De berekeningen uit de grondwaterstudie laten zien dat alleen het implementeren van maatregelen op grote schaal een substantieel verhogend effect heeft op de grondwaterstand. Lokale maatregelen hebben vooral effect als er wateraanvoer is. Zo gaf een van de betrokken melkveehouders aan dat sinds hij subirrigatie toepast, hij niet meer hoeft te beregenen. Zonder wateraanvoer blijft het effect beperkt tot een verhoging van de grondwaterstand in het voorjaar. Veel hangt af in hoeverre de stijghoogte van het diepere grondwater wordt verhoogd. Een voorlopige conclusie is dat de maatregelen een gebiedsgerichte aanpak vragen.   

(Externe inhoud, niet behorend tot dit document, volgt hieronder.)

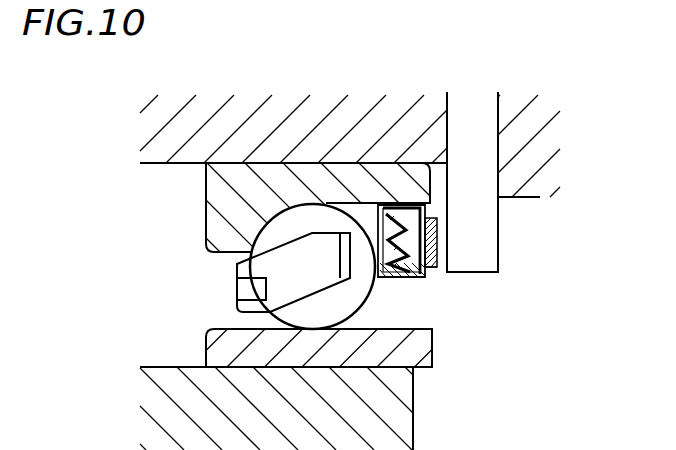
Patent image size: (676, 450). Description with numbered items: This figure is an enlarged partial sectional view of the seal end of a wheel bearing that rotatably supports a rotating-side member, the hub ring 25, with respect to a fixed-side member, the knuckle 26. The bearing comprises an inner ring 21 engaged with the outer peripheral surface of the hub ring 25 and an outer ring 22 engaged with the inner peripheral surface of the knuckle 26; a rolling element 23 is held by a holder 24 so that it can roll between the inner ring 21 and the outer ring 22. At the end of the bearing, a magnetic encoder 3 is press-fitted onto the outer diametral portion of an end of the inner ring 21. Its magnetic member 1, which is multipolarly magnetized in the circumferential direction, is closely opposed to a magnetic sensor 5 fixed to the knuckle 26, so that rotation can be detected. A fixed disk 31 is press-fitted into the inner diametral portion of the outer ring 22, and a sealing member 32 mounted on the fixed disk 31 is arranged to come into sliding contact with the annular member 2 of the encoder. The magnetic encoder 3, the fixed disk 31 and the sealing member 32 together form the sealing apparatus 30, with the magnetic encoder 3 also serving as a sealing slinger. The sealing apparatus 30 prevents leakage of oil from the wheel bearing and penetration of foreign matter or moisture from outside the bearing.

The magnetic member 1 is at (433, 244).
The annular member 2 is at (486, 262).
The magnetic encoder 3 is at (443, 277).
The magnetic sensor 5 is at (479, 127).
The inner ring 21 is at (410, 352).
The outer ring 22 is at (218, 189).
The rolling element 23 is at (283, 225).
The holder 24 is at (252, 261).
The hub ring 25 is at (397, 406).
The knuckle 26 is at (312, 127).
The sealing apparatus 30 is at (478, 159).
The fixed disk 31 is at (410, 206).
The sealing member 32 is at (393, 207).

Een volgende stap is het vertalen van de effecten uit de grondwaterstudie in effecten voor landbouw. Hiertoe wordt gebruik gemaakt van de Waterwijzer Landbouw (WWL). Dit is een instrument voor het bepalen van het effect van veranderingen in hydrologische condities op gewasopbrengsten (WaterWijzer Landbouw Home (wur.nl). Hierbij wordt gebruik gemaakt van WWL-regionaal. Gestreefd wordt de modeluitkomsten te valideren met metingen van de pilotgebieden en gekeken wordt of de uitkomsten stroken met de praktijkervaringen. Een vergelijkbare exercitie zal worden uitgevoerd met Waterwijzer Natuur om effecten van klimaatverandering en waterbeheer op de terrestrische vegetatie van natuurgebieden te kunnen berekenen. Klik op Waterwijzer Natuur - KWR (kwrwater.nl) voor meer informatie. 

Perspectief

Het toekomstbestendig maken van het zandgebied vraagt om een gebiedsgerichte aanpak, waarbij water wordt vasthouden op de hogere flanken van het zandgebied. Wanneer bovenstrooms water wordt vastgehouden snijdt het mes aan twee kanten; het verlaagt de beregeningsbehoefte en er wordt minder water onttrokken. Belangrijk is het besef dat een grootschalige aanpak van waterconservering loont. De vraag is echter, hoe ver je regionaal moet opschalen en hoe de regionale aanpak georganiseerd moet worden. Een suggestie is om de benodigde watertransitie vorm te geven als een vervolg op ruimtelijke gebiedsontwikkelingen. De watertransitie kan tevens de uitgangssituatie voor natuur versterken. Het derde jaar van het project zal gericht zijn op het transitieproces met stakeholders. 

Samenwerkingsverband 

Het PPS-project ‘Klimaatrobuust waterbeheer voor de Friese zandgebieden – op zoek naar de juiste balans’ (LWV20260) wordt gefinancierd door het ministerie van LNV, provincie Friesland, Wetterskip Fryslân, Staatsbosbeheer en de agrarische gebiedscollectieven Noardlike Fryske Wâlden en Elan. Het project wordt uitgevoerd door Wageningen Livestock Research, Van Hall-Larenstein, Antea Group, Royal Haskoning DHV en Badus Bodem & Water.